De voorzitter verklaarde: “Het is heel duidelijk dat negatieve rentes gepaard gaan met uitdagingen en neveneffecten. Bijvoorbeeld voor spaarders, pensioenfondsen en de vastgoedmarkt. We zijn ons dus goed bewust van die neveneffecten. En uiteraard zouden we zo’n beslissing niet licht nemen.”
Door voorzichtig te blijven over negatieve rentes, leidde de centrale bank een stijging van het rendement op de 2-jaars obligatie in, hoewel dat nog steeds onder nul blijft.

Statu quo
De Bank of England heeft haar rente ongewijzigd gelaten, maar de beslissing was allesbehalve unaniem: 6 stemmen voor het behoud van de rente, 3 voor een verlaging met 0,25%. Toch benadrukte gouverneur Andrew Bailey dat verdere renteverlagingen later dit jaar zullen volgen: “De rente blijft op een geleidelijk dalend pad.” Hij voegde eraan toe: “De wereld is erg onvoorspelbaar. In het VK zien we tekenen van vertraging op de arbeidsmarkt. We zullen zorgvuldig nagaan in hoeverre deze signalen doorwerken in de inflatie van de consumentenprijzen.”

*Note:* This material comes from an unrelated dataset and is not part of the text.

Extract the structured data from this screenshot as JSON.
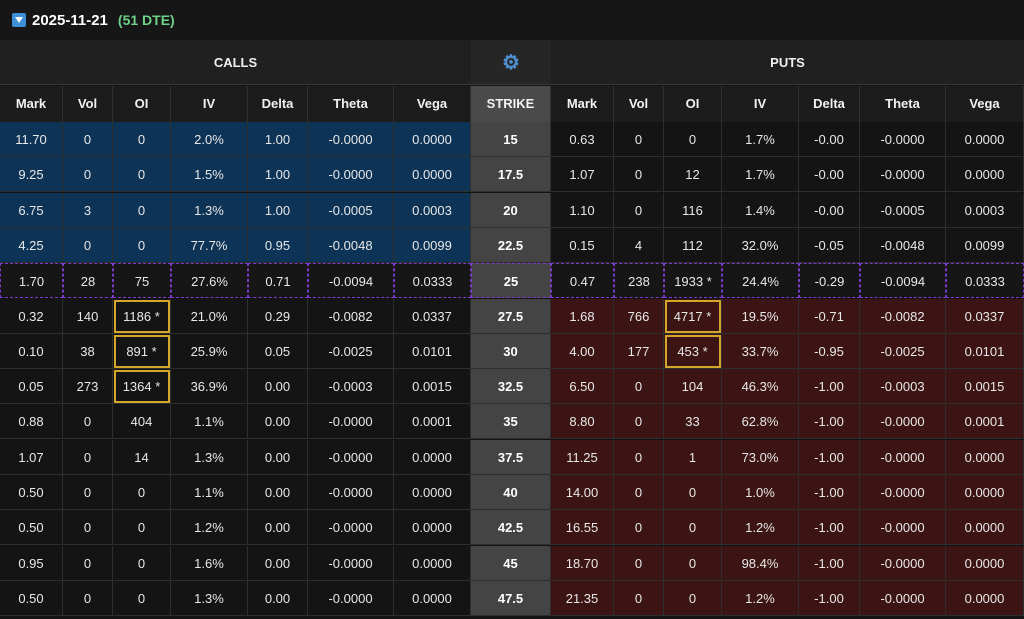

Onder de onzekerheden moet nu ook rekening worden gehouden met het feit dat “de energieprijzen zijn gestegen door de escalatie van het conflict in het Midden-Oosten.” Wat betekent dat “het comité waakzaam zal blijven voor deze ontwikkelingen en hun mogelijke impact op de Britse economie.” Deze voorzichtigheid verklaart waarom de Bank of England haar inflatieverwachting met een piek van 3,7% in september heeft gehandhaafd.
Over inflatie
De kerninflatie in Japan bereikte in mei het hoogste niveau in meer dan twee jaar, wat de druk op de Bank of Japan (BOJ) verder verhoogt. De kernprijsindex, exclusief verse voeding, steeg in mei met 3,7% tegenover 3,5% in april. De inflatie in de dienstensector versnelde tot 1,4% in mei, tegenover 1,3% in april.

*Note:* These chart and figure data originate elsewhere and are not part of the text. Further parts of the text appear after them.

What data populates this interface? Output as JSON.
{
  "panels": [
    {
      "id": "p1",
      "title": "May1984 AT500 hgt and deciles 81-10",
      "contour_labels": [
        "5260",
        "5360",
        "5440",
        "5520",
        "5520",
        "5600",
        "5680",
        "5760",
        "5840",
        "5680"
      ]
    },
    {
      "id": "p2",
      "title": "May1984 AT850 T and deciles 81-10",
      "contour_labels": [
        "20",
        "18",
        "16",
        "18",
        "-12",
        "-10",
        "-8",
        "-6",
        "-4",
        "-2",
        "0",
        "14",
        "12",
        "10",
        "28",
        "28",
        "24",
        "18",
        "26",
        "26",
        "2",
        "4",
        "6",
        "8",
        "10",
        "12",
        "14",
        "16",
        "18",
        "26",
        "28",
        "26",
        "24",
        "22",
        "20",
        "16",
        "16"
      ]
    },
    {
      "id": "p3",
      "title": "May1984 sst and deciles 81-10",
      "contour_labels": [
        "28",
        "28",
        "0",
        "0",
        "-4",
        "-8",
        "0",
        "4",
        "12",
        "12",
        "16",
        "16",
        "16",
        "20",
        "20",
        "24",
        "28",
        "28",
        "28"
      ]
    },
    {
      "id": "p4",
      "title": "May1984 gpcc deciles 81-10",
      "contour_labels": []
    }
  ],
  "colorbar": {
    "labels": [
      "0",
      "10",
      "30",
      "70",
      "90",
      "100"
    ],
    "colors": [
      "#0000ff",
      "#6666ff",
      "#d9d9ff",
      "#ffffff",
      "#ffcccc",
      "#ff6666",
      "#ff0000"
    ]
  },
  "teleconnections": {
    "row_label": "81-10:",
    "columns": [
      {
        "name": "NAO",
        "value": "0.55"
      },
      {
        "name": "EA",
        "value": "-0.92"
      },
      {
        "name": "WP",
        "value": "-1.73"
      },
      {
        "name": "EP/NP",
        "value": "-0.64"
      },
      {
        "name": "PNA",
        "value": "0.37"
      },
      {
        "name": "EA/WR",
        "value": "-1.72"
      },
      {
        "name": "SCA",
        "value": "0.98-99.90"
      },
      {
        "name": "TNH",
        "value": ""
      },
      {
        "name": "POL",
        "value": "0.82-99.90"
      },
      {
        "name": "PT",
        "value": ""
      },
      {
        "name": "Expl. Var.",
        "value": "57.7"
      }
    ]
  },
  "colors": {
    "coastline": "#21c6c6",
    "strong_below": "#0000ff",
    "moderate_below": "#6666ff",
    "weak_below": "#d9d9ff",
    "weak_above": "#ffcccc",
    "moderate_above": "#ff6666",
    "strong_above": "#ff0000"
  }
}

Als we kijken naar de index zonder verse voeding en brandstoffen, steeg het tarief van 3% in april naar 3,3% in mei.
De BOJ bevindt zich ook in een lastige positie. Uit de notulen van de vergadering van 30 april tot 1 mei blijkt dat de raad van bestuur verdeeld is over het toekomstige inflatiepad. Sommige leden waarschuwden dat de inflatie de projecties van de BOJ zou kunnen overtreffen. De Japanse 2-jaarsrente daalde licht, maar blijft anticiperen op een renteverhoging – waarschijnlijk niet dit jaar gezien de huidige onzekerheid.

Renteverlaging
In lijn met het thema van de dag heeft de centrale bank van de Filipijnen haar beleidsrente voor de tweede keer op rij verlaagd en de deur opengezet voor minstens nog een verlaging dit jaar. Ze verlaagde de rente met 0,25% tot 5,25%. Zoals de gouverneur aangaf: “Over het algemeen acht de monetaire raad het nodig om een soepeler monetair beleid te voeren.” Maar “de opkomende inflatierisico’s als gevolg van geopolitieke spanningen en onzekerheid over het buitenlandse beleid moeten nauwlettend worden gevolgd.”
De inflatieverwachting voor dit jaar werd verlaagd naar 1,6% (tegenover 2,4% eerder), terwijl de projecties voor 2026 licht werden verhoogd naar 3,4% (van 3,3%) en voor 2027 naar 3,3% (van 3,2%). Zoals alle centrale banken benadrukte ook deze gouverneur: “Het wordt steeds moeilijker om een evenwicht te vinden tussen de noodzaak om inflatie te bestrijden en de noodzaak om groei te ondersteunen, vanwege de toenemende onzekerheden.”